I’m excited to announce that I am partnered with an innovative and rapidly growing biotechnology company seeking an Associate Director, Global Quality.

This is a newly created leadership role driven by significant company growth, an expanding product portfolio, and ambitious manufacturing timelines. The position reports directly to the SVP of Quality Assurance & Regulatory Affairs and will serve as a key partner in scaling both external and internal manufacturing quality operations.

The organization is entering a transformative phase, including the build-out of a new manufacturing facility and the transfer of multiple products into commercial manufacturing over the next several years, making this an exciting time to join.

The preferred location is Menlo Park, CA (hybrid), though exceptional candidates outside California will be considered.
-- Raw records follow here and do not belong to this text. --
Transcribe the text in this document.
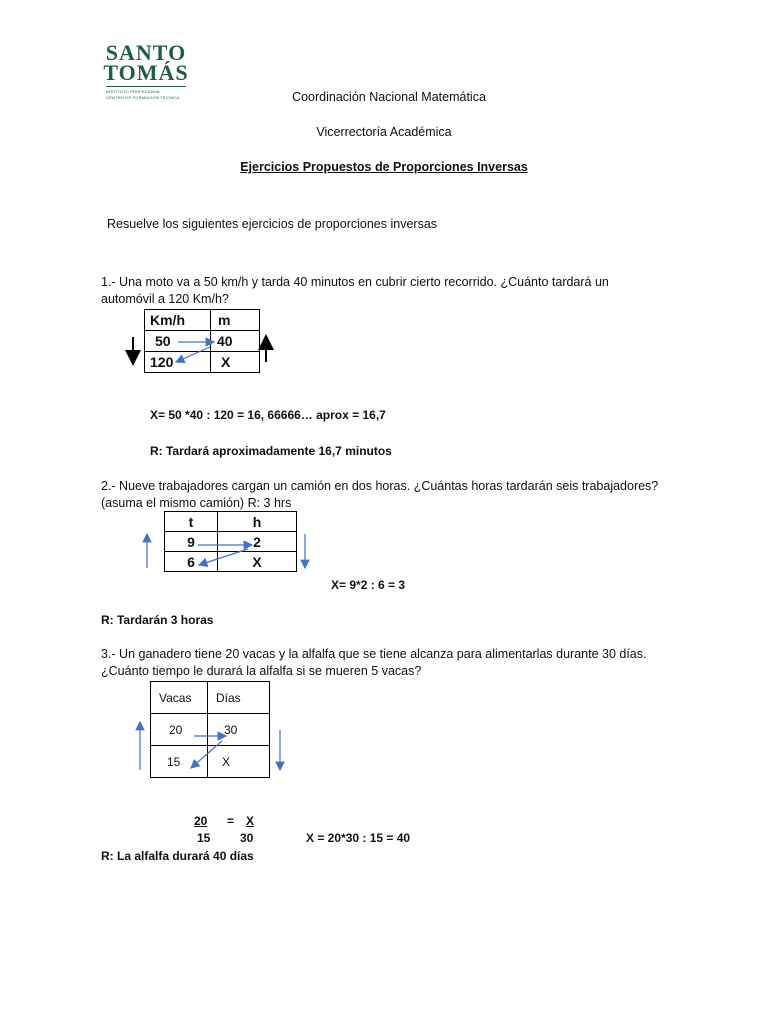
SANTO
TOMÁS
INSTITUTO PROFESIONAL
CENTRO DE FORMACIÓN TÉCNICA	Coordinación Nacional Matemática
Vicerrectoría Académica
Ejercicios Propuestos de Proporciones Inversas
Resuelve los siguientes ejercicios de proporciones inversas
1.- Una moto va a 50 km/h y tarda 40 minutos en cubrir cierto recorrido. ¿Cuánto tardará un
automóvil a 120 Km/h?
Km/h	m
50	40
120	X
X= 50 *40 : 120 = 16, 66666… aprox = 16,7
R: Tardará aproximadamente 16,7 minutos
2.- Nueve trabajadores cargan un camión en dos horas. ¿Cuántas horas tardarán seis trabajadores?
(asuma el mismo camión) R: 3 hrs
t	h
9	2
6	X
X= 9*2 : 6 = 3
R: Tardarán 3 horas
3.- Un ganadero tiene 20 vacas y la alfalfa que se tiene alcanza para alimentarlas durante 30 días.
¿Cuánto tiempo le durará la alfalfa si se mueren 5 vacas?
Vacas	Días
20	30
15	X
20 = X
15 30	X = 20*30 : 15 = 40
R: La alfalfa durará 40 días
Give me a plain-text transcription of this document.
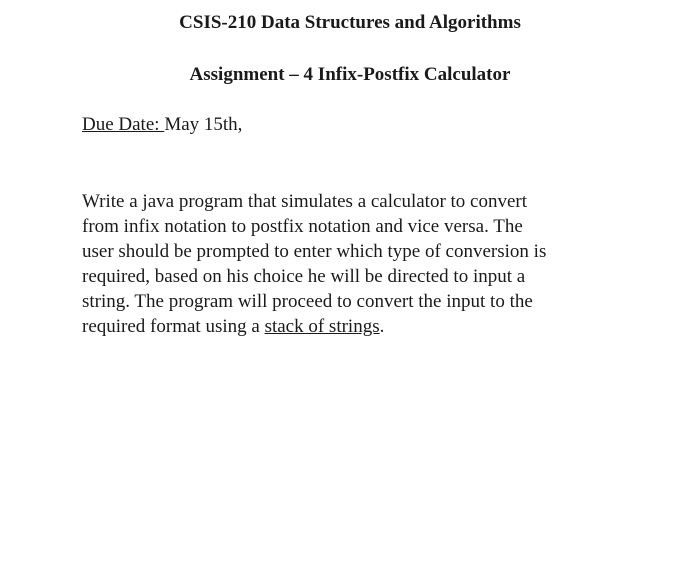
CSIS-210 Data Structures and Algorithms
Assignment – 4 Infix-Postfix Calculator
Due Date: May 15th,
Write a java program that simulates a calculator to convert
from infix notation to postfix notation and vice versa. The
user should be prompted to enter which type of conversion is
required, based on his choice he will be directed to input a
string. The program will proceed to convert the input to the
required format using a stack of strings.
Hybrid arrangements are preferred, but remote may be possible for outstanding talent.

What they're looking for:

• 10+ years of Pharmaceutical GMP Quality Assurance experience

• Strong manufacturing quality experience (highly preferred)

• Experience with batch review, batch release, deviation investigations, CAPA management, validation, and technology transfer

• Experience building, implementing, and maintaining Quality Management Systems (QMS)

• Leadership experience through direct management or demonstrated ability to lead cross-functional teams

• Experience with MasterControl, TrackWise, or similar quality systems preferred

• Controlled substance manufacturing experience is a plus

• Small molecule and biologics experience are both welcome

• Bachelor's degree required; industry experience is valued more heavily than academic credentials

What this role offers:

Impact: Play a key role in shaping the quality strategy and manufacturing infrastructure of a rapidly growing biotech.

Growth: Help build and scale a quality organization that will continue to expand significantly over the coming years.

Visibility: Partner directly with senior leadership and influence critical business and manufacturing decisions.

Challenge: Lead both external manufacturing oversight and future internal manufacturing quality initiatives.

Travel: Approximately 25–33%, including visits to manufacturing sites in US, Europe, and external partners.

The team is actively interviewing. If this could be of interest to you—or someone in your network—please feel free to reach out directly or submit your resume for consideration.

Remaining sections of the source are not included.